According to a study set to be released Friday, startup investments declined 7 percent to $4.8 billion in the July-September period, compared with $5.2 billion invested during the same three-month period in 2009. A total of 780 startups received funding during the quarter — 9 percent more than the 716 companies that took slices of the investment pie last year.
The study, which was conducted by PriceWaterhouseCoopers and the National Venture Capital Association based on data from Thomson Reuters, said that much of the decline stemmed from a drop in large investments in clean technology. Funding in clean-tech startups, which include alternative energy, recycling, conservation and power supply companies, has been mercurial lately. It fell every quarter last year compared with the previous year, but has been climbing this year — until the third quarter.
The future outlook from the third quarter last year looked more promising than it does now. Last year, investors expected a normal recovery, albeit perhaps somewhat slower than previous recoveries. Investment went up in Q3 and Q4 last year in preparation for an expansion that has never arrived.
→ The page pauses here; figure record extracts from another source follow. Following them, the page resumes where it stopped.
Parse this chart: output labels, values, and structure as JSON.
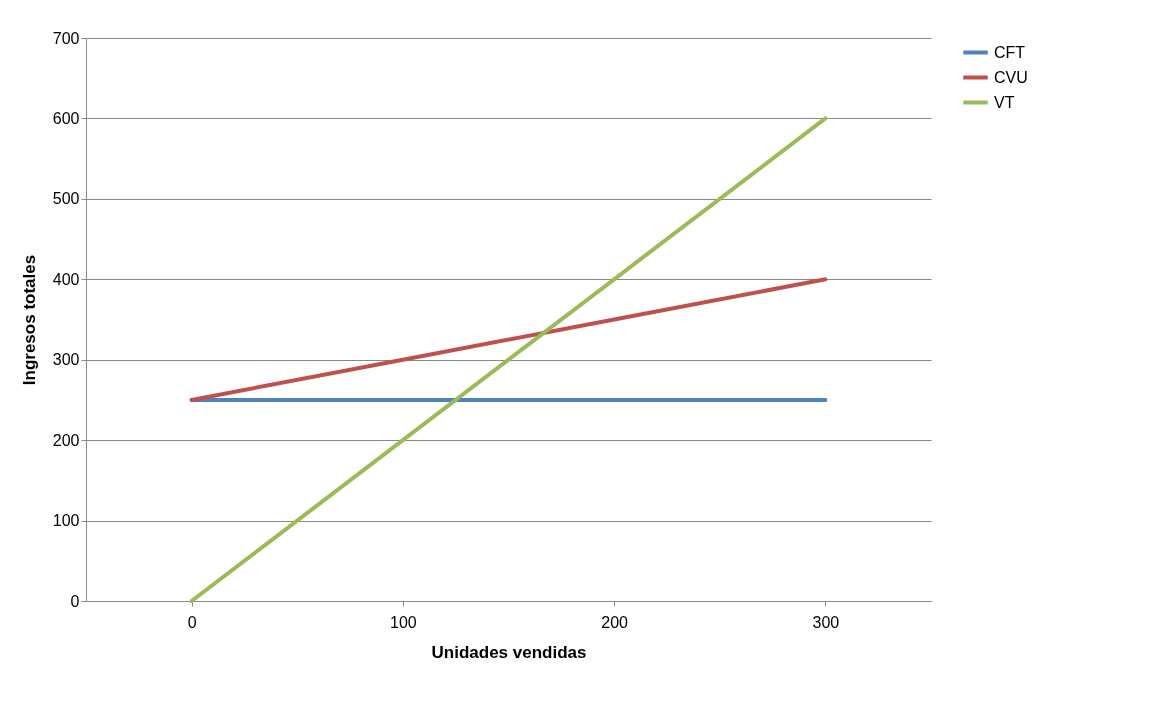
{
  "chart_data": {
    "type": "line",
    "xlabel": "Unidades vendidas",
    "ylabel": "Ingresos  totales",
    "x": [
      0,
      100,
      200,
      300
    ],
    "xlim": [
      -50,
      350
    ],
    "xticks": [
      0,
      100,
      200,
      300
    ],
    "ylim": [
      0,
      700
    ],
    "yticks": [
      0,
      100,
      200,
      300,
      400,
      500,
      600,
      700
    ],
    "series": [
      {
        "name": "CFT",
        "color": "#4f81bd",
        "values": [
          250,
          250,
          250,
          250
        ]
      },
      {
        "name": "CVU",
        "color": "#c0504d",
        "values": [
          250,
          300,
          350,
          400
        ]
      },
      {
        "name": "VT",
        "color": "#9bbb59",
        "values": [
          0,
          200,
          400,
          600
        ]
      }
    ],
    "grid": "y",
    "legend": "right",
    "marker": "none",
    "line_style": "solid"
  }
}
Now, that future looks significantly more bleak than it did a year ago, as the Reuters projections this week outlined. Not only has the recovery not been normal, economists now don’t expect it at all in 2011, either. Thanks to a massive amount of uncertainty introduced by regulation passed by Democrats this year in both ObamaCare and the Wall Street regulation bill — as well as the Democrats’ decision to postpone their tax-rate decisions — investors are getting a lot more cautious about their money, especially on the venture side, where the risk/reward ratios are much less clear than in the last recovery in 2003.
Look at where money did and did not go. Expansion and later stages of development got more money, but start-ups in the “seed stage” saw a decline in funding of 11%. Venture capital simply won’t fund much risk in an environment where capital-gains taxes are expected to increase and income tax rates are already scheduled to rise at the end of the year. Money will go instead into proven enterprises, or more likely into shelters where they don’t provide any economic growth. And ironically, that means that Barack Obama’s pet “clean” projects will be hardest hit, as reported by Rachel Metz at AP.
If venture capital continues to retreat, we may see another recession rather than the anemic growth predicted by Reuters this week.